Молчание было ему ответом. Он сердился, топорщил перья, ожесточенно хлопал крыльями и наконец изрекал:
- Великий Зевес в мудрости своей справедливо карает смутьянов! - и вонзал все еще острый и сильный клюв в податливую плоть...
...Там, в мире людей, которые слепо верят в богов, но не смеют безоглядно уверовать, текли за веками века, текли сквозь пыль и кровь, сквозь тысячи тысяч судеб человеческих.
Не заживали раны на белом теле бога, не унималась злоба стихий, покорных олимпийцам. И старый орел прилетал дважды в сутки клевать печень и пить багровую благородную кровь.
* * *
Звонкий, срывающийся на высоких нотах голос Геры ураганом проносился по всем комнатам, откатывался назад эхом. Зевс забрался под два покрывала и заткнул уши, но спасения от крика не было, не было, не было... ууу... "Замолчи! Ну замолчи же наконец! - обращал он к Гере безмолвную мольбу. - О, бедная моя голова!" Как, ну как, скажите, боги, можно убедить разгневанную женщину, что не к лицу ей, богине, испускать такие вопли?! Не к лицу - что бы ни случилось... да и что, в конце концов, случилось? Ну, будет в мире людей одним полубогом больше, что с того? Они безвредны, а бывает - даже забавны. Когда ее обожаемый Гефест, деточка великовозрастный, плодит полубогов, это, вроде как, в порядке вещей. Да и не один Гефест...
Какое там! Амфоры колотит... коллекционные. Громы и молнии на твою безумную голову, женщина! Видать, забыла, каково это - болтаться меж небом и землей на потеху всей Семье? Между прочим, детка твой, Гефест неумытый, пуще всех забавлялся! Надо бы повторить - для памяти.
Бу-бух!
- Госпожа! Владычица!

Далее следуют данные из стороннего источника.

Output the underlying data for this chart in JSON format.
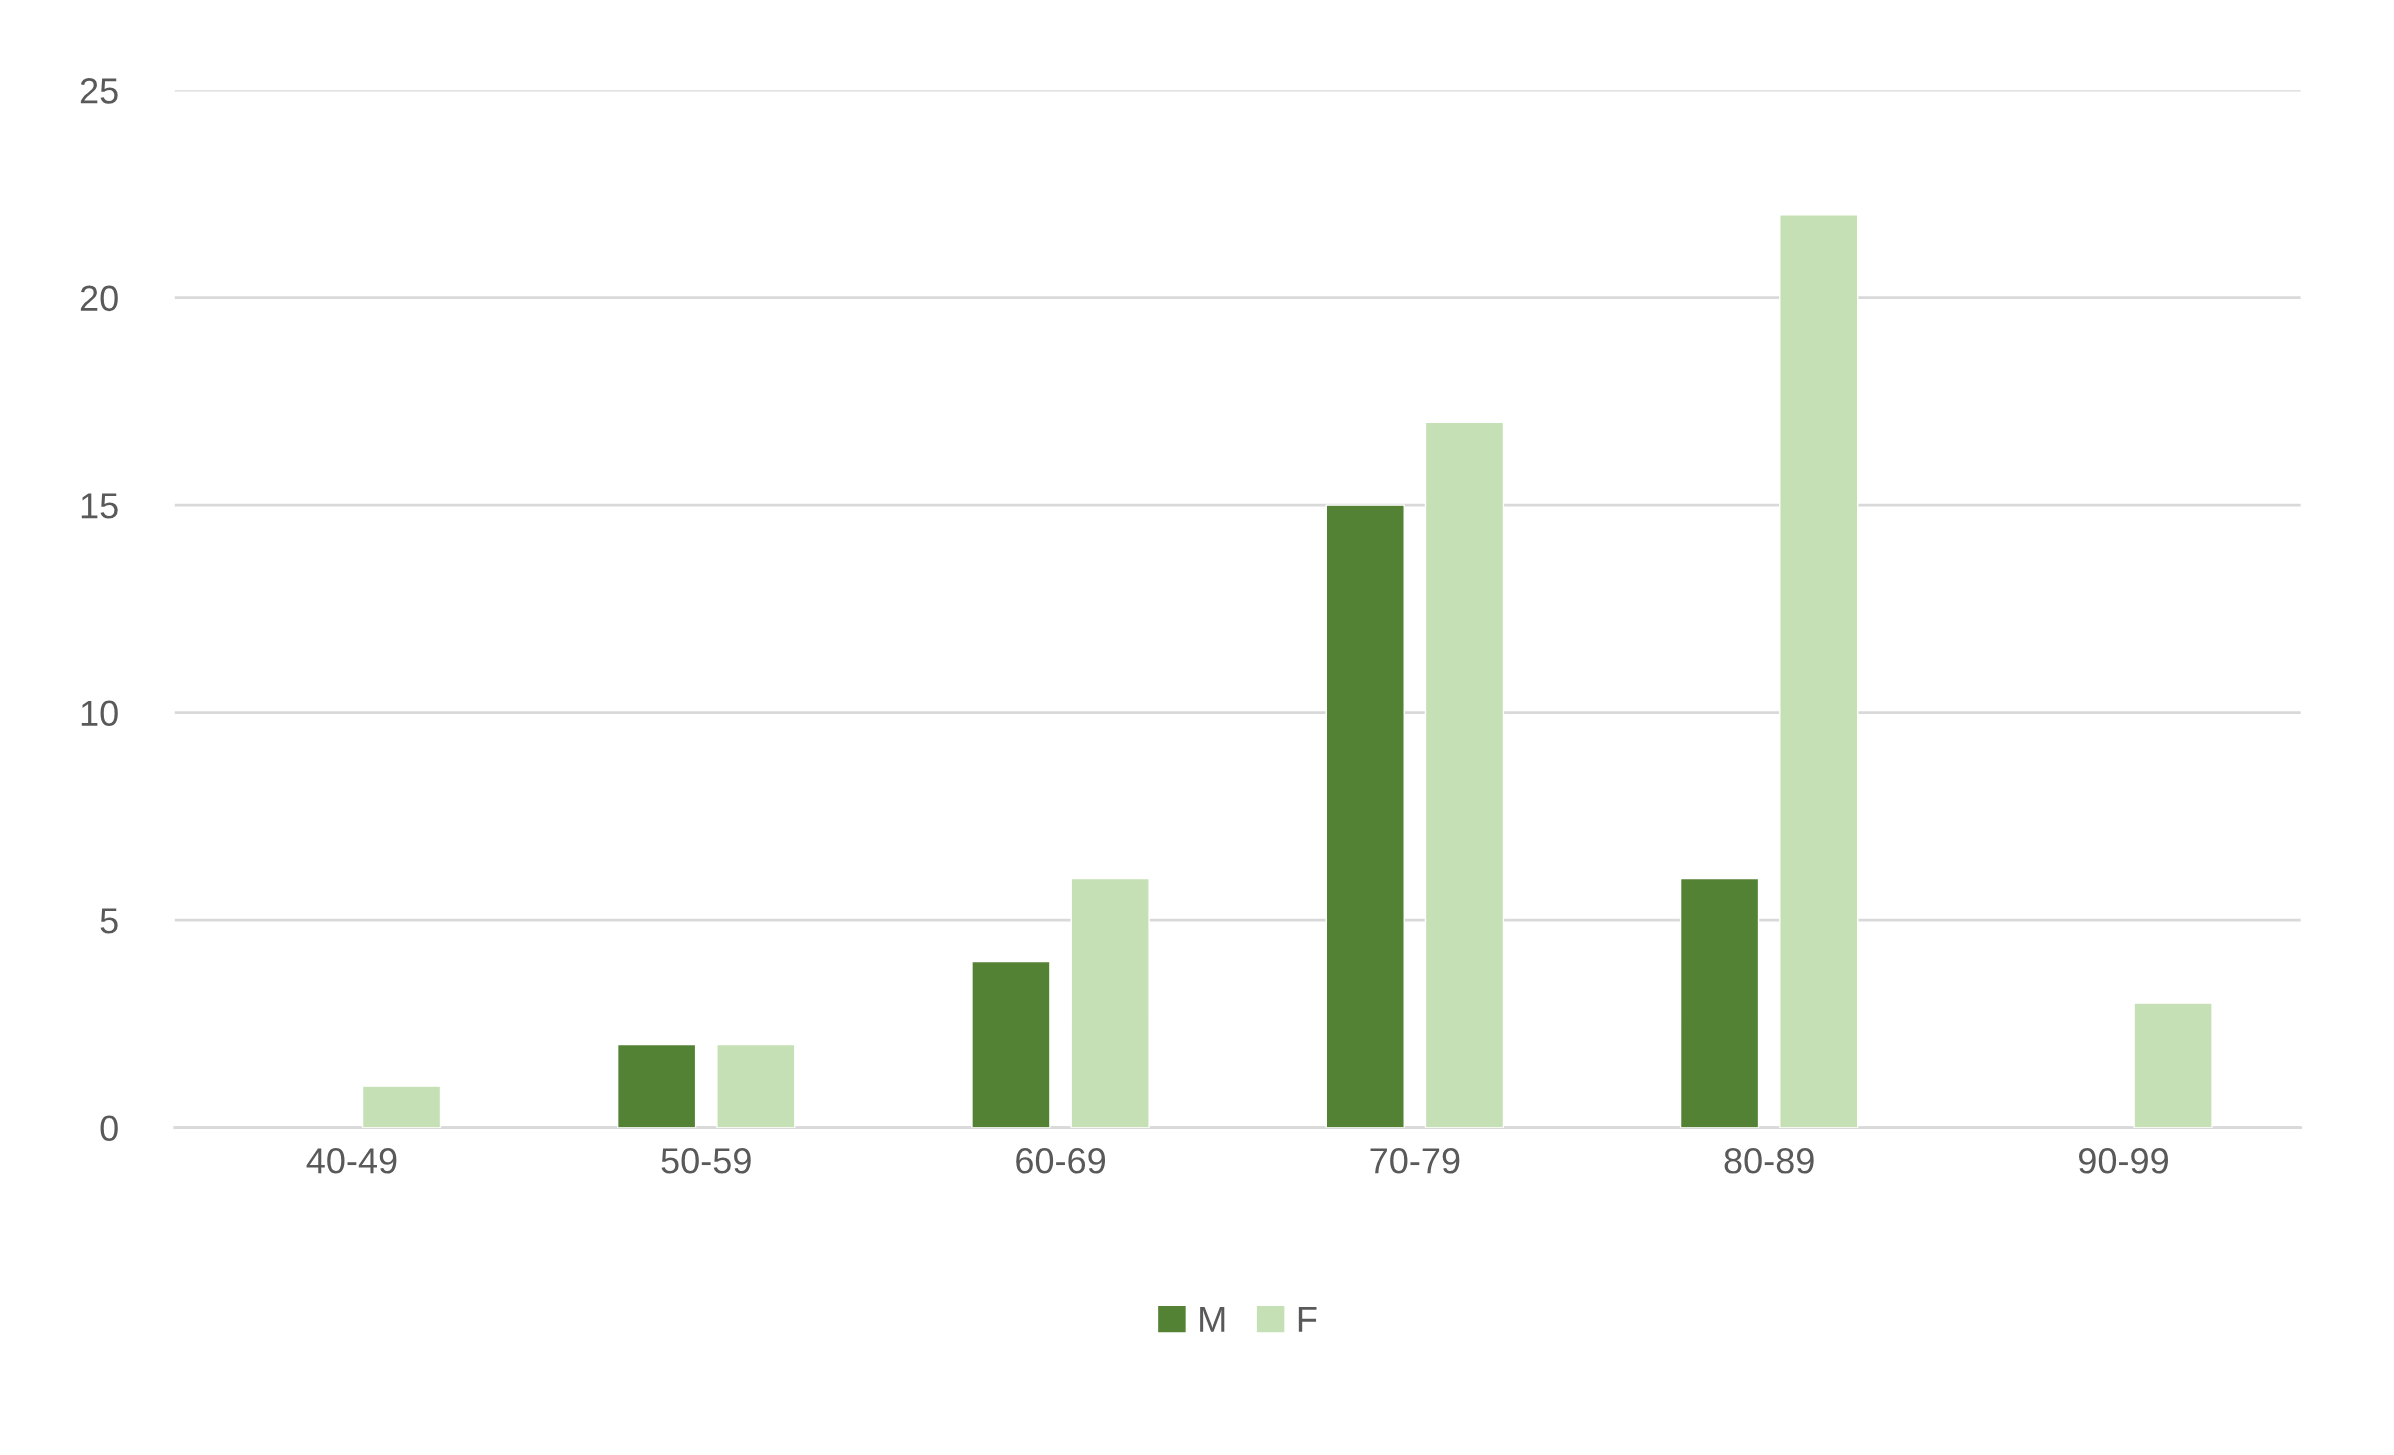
{
  "chart_data": {
    "type": "bar",
    "categories": [
      "40-49",
      "50-59",
      "60-69",
      "70-79",
      "80-89",
      "90-99"
    ],
    "series": [
      {
        "name": "M",
        "color": "#548235",
        "values": [
          null,
          2,
          4,
          15,
          6,
          null
        ]
      },
      {
        "name": "F",
        "color": "#c5e0b4",
        "values": [
          1,
          2,
          6,
          17,
          22,
          3
        ]
      }
    ],
    "ylim": [
      0,
      25
    ],
    "yticks": [
      0,
      5,
      10,
      15,
      20,
      25
    ],
    "grid": "y",
    "legend": "bottom"
  }
}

Богиня волоокая, зачем же в меня?.. - надрывается в крике орел. - Нет-нет, я не возражаю, но будьте милостивы - предупреждайте хотя бы... А-а-ар!!!

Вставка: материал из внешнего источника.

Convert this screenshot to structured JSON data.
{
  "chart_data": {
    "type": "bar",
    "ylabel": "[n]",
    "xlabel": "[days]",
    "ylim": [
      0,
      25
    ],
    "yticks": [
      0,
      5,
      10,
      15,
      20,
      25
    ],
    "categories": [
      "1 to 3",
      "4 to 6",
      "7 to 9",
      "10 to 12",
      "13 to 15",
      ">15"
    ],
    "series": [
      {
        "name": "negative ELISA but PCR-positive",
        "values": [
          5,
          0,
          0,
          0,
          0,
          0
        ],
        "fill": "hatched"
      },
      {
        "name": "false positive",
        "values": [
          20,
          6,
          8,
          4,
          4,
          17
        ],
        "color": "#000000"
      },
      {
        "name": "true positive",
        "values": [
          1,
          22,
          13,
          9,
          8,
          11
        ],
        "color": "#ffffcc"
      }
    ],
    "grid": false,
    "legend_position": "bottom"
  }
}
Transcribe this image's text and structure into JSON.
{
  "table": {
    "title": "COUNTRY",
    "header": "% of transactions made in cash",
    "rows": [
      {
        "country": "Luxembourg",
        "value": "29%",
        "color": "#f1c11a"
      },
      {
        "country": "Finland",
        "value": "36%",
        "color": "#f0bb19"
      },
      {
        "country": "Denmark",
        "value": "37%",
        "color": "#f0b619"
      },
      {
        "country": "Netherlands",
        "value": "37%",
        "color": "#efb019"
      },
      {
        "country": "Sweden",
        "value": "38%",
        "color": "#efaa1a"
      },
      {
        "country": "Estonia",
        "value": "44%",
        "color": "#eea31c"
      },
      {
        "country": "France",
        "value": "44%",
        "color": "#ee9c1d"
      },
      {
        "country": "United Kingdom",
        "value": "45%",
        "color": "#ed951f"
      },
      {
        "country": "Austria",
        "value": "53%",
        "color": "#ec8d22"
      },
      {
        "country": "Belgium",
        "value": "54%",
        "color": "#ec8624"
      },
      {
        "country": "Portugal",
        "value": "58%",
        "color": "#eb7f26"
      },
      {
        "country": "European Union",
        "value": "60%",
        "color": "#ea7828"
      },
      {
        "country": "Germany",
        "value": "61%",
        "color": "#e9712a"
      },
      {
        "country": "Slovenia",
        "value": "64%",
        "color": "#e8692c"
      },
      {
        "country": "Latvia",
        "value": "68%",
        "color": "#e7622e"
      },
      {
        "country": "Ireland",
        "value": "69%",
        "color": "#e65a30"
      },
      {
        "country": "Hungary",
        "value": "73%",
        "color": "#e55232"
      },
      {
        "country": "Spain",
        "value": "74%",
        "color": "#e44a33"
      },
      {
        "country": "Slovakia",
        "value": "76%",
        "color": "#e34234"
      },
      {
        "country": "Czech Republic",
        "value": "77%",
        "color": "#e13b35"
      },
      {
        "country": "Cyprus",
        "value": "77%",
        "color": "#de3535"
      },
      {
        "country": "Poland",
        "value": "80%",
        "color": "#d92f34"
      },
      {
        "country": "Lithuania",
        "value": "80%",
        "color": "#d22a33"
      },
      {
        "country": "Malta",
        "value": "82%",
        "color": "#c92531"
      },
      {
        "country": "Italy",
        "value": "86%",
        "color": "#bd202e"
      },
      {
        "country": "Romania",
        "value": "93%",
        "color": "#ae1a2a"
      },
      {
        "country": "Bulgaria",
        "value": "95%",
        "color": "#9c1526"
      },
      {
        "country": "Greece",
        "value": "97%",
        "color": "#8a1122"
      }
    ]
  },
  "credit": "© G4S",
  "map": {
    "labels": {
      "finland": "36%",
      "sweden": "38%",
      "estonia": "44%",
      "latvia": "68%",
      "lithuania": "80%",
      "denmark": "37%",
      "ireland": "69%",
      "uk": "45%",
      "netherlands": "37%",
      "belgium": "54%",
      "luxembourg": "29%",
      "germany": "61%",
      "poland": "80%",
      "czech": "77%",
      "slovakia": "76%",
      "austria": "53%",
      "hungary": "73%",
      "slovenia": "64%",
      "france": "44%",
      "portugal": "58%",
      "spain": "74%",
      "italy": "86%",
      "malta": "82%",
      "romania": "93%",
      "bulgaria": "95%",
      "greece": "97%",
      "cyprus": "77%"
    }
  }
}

Корова бодливая, слепнем под хвост ужаленная, когда ж уймется?!
* * *
Зевс устал.
Сколько их видел он на своем веку, тех, кто в молодости тешится властью, играет, забавляясь, безвольными рабами, как ребенок разноцветными камушками, транжирит сокровища своей души, как богатенький пьяный гуляка золотые монеты, думая, что нет им конца, а потом вдруг оказывается ни с чем - без мечты, без веры, лишенный сил свершать, презираемый своим народом... Сколько видел их могущественный сын Крона, самодержавный Громовержец, скольким судьбам сам поставил предел, сколько судеб отдал на откуп братьям и сыновьям! Не без вмешательства олимпийцев низвергались троны, рушились державы - и на их обломках боги строили (так дети строят города из песка, смоченного водой) новые державы из пыли веков, замешанной на крови. Державы, незначительно превосходящие по долговечности песочные города. Ветер времени сметал их, расчищая место для новых и новых, все повторялось опять и опять... Забава наскучила богам - но не людям. У людей короткая память и жизнь лишь немного длиннее памяти.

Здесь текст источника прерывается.